Money for privacy

Admiral’s plan to use information about customers harvested from their Facebook posts in order to price car insurance seems to hit a road block almost immediately when Facebook announced that it would ban the insurer from using its data.

Clearly, Facebook has not suddenly turned into a champion of privacy. Information about its users is Facebook’s greatest asset.  Maybe Facebook expects a cut where others exploit it?  Moreover, Facebook may be concerned about changes in the behaviour of its users. In the longer run, anything that might reduce the willingness of customers to disclose information about themselves could be a threat to the platform. Would social media be as attractive if there is self-censorship of youngsters’ thrilling exploits to get cheaper insurance?

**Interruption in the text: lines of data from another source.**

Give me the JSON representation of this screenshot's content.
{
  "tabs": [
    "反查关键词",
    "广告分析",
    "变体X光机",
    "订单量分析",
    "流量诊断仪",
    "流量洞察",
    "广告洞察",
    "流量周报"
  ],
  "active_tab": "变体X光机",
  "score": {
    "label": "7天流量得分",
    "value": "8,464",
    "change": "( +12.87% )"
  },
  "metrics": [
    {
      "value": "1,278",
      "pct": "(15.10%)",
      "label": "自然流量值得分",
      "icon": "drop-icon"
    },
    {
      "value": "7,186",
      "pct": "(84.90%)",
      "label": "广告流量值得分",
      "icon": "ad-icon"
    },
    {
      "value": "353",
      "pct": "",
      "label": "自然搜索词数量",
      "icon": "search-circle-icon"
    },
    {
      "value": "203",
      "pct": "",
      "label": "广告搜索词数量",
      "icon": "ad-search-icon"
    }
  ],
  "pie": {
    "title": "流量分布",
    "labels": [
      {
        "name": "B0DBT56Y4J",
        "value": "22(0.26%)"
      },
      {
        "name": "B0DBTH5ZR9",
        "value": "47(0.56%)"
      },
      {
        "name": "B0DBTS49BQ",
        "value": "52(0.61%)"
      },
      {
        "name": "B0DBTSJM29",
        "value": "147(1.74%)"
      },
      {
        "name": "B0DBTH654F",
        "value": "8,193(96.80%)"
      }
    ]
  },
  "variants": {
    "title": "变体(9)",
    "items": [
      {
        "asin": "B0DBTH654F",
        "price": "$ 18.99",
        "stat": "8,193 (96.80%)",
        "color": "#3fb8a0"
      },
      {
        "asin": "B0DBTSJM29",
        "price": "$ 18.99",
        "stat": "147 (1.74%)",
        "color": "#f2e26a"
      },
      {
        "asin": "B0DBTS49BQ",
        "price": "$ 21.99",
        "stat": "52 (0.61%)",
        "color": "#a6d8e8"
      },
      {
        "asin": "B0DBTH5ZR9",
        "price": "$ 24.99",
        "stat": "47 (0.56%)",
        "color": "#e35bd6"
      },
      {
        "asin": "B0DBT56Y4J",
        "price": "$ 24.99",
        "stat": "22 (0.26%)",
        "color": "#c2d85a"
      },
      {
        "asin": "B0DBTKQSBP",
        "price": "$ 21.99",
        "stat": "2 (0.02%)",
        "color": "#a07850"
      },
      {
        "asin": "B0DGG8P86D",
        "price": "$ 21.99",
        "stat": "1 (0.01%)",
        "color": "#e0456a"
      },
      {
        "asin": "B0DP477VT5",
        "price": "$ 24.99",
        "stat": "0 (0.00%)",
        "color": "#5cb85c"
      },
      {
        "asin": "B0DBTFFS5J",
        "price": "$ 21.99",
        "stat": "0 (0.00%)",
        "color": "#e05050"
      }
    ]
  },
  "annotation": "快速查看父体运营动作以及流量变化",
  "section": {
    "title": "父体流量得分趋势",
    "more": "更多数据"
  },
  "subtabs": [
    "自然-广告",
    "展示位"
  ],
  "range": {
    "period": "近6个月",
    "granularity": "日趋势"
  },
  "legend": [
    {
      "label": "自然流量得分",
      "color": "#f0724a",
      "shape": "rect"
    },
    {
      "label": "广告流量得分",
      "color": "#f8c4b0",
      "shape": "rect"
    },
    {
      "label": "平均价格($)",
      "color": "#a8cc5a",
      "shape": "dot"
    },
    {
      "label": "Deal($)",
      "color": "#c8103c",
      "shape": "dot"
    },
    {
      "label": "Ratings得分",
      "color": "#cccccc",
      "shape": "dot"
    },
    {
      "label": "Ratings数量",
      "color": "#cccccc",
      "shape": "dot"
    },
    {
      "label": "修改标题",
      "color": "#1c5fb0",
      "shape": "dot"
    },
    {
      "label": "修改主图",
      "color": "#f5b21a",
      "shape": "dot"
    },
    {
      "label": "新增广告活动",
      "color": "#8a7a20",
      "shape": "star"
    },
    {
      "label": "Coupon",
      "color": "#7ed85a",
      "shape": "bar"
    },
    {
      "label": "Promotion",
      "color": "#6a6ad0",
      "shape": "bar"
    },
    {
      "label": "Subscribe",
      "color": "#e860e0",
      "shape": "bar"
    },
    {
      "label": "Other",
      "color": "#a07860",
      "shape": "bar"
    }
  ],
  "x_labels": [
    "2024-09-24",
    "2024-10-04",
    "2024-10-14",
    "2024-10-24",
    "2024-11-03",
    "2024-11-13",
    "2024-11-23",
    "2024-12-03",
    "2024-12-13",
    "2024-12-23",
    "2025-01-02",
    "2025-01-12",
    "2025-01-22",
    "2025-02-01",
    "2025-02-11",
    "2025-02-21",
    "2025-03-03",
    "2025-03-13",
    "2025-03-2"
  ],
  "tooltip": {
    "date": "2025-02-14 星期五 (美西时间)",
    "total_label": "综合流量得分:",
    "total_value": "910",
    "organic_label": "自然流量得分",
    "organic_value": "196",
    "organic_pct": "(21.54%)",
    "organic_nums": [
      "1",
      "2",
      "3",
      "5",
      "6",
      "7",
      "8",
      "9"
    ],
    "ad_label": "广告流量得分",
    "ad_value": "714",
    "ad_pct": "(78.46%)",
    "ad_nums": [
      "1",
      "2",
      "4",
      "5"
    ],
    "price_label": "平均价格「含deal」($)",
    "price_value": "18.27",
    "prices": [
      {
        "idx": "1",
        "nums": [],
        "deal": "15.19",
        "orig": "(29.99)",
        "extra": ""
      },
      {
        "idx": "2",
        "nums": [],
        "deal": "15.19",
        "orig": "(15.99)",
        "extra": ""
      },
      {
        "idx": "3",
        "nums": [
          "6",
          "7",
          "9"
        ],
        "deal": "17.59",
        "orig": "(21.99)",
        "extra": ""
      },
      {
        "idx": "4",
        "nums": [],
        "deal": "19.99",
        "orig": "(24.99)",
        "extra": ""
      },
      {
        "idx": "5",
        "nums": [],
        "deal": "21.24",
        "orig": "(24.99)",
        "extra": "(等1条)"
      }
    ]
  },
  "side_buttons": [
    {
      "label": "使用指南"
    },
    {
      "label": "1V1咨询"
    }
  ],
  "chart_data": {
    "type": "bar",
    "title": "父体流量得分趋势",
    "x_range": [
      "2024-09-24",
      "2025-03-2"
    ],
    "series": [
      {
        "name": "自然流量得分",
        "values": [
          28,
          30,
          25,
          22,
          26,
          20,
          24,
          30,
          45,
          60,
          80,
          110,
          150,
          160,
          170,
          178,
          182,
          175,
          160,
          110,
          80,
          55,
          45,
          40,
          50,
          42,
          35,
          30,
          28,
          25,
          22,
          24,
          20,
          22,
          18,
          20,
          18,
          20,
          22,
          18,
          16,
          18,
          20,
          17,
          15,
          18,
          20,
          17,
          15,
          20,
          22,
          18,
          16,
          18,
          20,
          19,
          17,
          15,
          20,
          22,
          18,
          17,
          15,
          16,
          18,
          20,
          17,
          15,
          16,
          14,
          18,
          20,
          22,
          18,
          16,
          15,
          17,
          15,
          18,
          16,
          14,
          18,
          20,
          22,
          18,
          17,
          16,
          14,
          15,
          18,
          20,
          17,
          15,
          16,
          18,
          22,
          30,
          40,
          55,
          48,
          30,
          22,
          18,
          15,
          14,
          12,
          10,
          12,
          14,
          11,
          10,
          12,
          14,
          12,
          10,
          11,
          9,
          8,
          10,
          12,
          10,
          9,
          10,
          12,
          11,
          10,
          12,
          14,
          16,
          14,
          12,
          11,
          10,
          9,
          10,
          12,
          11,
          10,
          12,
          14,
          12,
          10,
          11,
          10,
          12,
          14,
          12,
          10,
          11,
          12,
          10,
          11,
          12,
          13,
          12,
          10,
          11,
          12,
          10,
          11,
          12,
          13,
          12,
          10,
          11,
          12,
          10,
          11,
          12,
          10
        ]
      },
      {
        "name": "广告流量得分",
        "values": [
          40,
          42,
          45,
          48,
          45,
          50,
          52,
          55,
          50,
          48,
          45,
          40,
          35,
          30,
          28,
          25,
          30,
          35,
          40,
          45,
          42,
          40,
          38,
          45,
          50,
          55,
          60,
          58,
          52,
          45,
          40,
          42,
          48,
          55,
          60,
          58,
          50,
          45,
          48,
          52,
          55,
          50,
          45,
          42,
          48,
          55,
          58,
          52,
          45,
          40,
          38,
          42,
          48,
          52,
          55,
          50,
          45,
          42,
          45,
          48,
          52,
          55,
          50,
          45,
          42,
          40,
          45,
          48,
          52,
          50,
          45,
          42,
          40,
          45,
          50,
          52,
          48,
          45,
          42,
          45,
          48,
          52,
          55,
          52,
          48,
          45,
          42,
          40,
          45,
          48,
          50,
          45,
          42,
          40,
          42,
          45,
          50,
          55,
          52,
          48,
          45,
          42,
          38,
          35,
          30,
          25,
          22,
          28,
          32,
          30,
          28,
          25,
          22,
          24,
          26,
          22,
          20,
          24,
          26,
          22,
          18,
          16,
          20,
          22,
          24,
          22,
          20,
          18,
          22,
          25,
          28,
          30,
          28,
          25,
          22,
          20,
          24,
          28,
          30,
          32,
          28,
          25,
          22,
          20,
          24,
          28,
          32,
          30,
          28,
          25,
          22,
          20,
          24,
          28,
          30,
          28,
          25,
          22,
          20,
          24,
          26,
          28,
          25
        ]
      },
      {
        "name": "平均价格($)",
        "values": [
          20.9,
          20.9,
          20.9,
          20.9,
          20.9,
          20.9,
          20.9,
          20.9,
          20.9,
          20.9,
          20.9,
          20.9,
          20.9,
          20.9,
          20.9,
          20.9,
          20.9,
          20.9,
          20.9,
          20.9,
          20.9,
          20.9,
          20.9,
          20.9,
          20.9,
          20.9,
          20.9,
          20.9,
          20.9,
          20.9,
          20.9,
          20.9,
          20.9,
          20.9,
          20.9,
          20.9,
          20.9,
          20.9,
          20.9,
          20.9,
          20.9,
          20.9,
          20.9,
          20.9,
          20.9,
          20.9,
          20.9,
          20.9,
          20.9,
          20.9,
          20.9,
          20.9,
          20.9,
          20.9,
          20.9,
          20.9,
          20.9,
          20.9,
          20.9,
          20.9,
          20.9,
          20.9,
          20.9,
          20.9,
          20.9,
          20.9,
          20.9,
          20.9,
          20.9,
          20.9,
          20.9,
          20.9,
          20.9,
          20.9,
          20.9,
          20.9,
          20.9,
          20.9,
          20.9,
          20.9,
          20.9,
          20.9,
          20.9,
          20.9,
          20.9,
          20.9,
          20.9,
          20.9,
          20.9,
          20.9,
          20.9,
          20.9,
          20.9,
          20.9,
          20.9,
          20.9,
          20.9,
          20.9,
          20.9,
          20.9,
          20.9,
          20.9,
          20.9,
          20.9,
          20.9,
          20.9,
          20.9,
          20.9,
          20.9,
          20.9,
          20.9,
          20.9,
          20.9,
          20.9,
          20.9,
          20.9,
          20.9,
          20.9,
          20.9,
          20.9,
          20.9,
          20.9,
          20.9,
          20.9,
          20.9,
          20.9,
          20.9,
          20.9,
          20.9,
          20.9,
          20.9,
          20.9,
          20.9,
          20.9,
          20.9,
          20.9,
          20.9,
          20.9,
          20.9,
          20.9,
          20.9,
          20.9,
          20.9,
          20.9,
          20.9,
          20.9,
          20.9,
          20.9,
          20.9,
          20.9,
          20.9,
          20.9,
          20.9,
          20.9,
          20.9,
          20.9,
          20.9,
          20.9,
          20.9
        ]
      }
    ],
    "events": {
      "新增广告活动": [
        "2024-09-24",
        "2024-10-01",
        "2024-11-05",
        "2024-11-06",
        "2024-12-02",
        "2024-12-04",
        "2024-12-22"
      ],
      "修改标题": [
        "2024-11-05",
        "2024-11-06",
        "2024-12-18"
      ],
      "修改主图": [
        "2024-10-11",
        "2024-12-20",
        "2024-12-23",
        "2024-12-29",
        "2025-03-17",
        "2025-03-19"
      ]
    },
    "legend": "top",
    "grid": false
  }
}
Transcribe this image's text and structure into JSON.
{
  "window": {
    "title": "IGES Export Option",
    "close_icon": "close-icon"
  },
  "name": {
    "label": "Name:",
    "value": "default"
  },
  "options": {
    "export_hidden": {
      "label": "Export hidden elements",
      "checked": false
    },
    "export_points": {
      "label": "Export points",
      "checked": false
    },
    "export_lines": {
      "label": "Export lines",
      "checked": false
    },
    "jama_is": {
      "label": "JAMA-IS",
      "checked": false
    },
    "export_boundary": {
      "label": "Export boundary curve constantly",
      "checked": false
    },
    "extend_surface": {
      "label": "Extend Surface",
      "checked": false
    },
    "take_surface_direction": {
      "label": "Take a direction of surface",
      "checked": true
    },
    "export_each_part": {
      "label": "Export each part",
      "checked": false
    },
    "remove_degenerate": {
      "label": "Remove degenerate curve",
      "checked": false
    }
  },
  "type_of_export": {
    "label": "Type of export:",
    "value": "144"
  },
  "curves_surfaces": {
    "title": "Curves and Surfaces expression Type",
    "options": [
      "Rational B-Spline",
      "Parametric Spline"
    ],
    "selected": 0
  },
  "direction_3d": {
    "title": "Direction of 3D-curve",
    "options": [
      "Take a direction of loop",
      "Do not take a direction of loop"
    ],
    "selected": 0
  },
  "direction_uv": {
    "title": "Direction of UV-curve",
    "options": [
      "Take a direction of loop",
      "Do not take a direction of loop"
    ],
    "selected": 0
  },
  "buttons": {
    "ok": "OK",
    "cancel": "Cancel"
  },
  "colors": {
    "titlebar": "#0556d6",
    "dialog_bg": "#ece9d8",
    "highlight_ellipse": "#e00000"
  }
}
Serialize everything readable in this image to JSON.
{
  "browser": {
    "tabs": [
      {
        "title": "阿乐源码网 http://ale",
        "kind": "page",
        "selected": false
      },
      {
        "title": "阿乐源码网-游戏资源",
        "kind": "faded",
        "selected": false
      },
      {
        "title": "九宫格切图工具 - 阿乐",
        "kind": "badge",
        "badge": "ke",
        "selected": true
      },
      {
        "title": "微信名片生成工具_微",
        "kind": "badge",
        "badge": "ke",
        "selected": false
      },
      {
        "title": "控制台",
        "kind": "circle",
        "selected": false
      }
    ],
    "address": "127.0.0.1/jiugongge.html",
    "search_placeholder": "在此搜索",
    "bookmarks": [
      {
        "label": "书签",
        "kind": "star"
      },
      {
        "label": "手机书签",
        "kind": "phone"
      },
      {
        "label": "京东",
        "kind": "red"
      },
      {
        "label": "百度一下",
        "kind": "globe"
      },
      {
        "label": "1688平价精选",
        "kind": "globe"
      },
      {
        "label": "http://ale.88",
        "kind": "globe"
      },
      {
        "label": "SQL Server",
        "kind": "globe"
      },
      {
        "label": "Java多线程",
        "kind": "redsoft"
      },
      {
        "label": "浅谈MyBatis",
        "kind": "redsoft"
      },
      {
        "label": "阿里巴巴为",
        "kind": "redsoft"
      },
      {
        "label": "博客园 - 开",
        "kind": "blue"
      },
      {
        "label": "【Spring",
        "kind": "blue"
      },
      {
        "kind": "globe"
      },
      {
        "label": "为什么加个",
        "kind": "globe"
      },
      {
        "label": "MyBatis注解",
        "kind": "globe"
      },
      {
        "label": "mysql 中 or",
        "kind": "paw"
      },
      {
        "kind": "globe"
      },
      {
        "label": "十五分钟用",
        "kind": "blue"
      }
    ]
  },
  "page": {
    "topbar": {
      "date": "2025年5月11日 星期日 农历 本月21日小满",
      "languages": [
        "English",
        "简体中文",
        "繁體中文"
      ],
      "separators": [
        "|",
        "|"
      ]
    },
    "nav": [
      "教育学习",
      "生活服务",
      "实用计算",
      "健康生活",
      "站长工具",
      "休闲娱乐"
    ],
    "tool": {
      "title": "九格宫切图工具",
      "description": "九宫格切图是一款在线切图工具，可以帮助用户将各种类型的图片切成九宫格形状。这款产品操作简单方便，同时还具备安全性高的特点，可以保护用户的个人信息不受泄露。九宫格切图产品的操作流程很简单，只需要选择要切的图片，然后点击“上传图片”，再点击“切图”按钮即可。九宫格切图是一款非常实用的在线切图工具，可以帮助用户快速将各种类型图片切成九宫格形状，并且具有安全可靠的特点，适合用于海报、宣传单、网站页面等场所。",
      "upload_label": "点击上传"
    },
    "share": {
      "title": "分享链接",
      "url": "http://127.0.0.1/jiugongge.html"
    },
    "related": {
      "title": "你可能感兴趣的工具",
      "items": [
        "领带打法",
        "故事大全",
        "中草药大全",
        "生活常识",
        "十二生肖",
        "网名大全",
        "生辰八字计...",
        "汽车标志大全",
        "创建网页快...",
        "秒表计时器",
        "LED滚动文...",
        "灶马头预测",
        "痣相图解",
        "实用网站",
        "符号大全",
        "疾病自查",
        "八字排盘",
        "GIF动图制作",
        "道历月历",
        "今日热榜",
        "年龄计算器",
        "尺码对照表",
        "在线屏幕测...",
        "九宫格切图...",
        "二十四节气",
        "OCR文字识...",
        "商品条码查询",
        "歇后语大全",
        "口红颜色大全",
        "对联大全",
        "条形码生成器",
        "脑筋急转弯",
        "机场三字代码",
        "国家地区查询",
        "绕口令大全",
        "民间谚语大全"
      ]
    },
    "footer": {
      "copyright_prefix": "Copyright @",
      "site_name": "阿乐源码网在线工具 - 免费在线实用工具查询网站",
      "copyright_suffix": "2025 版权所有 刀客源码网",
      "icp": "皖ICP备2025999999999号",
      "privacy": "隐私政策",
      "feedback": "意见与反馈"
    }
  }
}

Reports suggest that Admiral pitched the scheme as voluntary, only leading to discounts and not higher prices.  No doubt schemes such as this (and car telematics) may expand the market, offering young drivers without a driving history insurance at more reasonable rates.  However, the overall picture is mixed. Systematically picking good risks out of the general pool of drivers means that the average cost of insuring the rest will be higher.  Premiums will be, too.  Big data may produce efficiency gains through better risk segmentation, but inevitably this creates both winners and losers.

Micro-segmentation and the potential that some high risk customers may be left out has been identified as a potential concern with the use of big data by the FCA.  As research we have undertaken for the CMA suggests, these concerns are well justified. Moreover, it’s wrong to pretend there are only winners.  Drivers who don’t opt in, or those who don’t have a Facebook account could end up paying more – not because they are higher risk drivers, but because the insurer has less information about them. A premiums gap might create strong pressure to bare all and handover one’s data to save money.  Such pressure to disclose information is potentially worrying, in particular when there are good reasons to believe that customers may not really be able to put the right value on their privacy.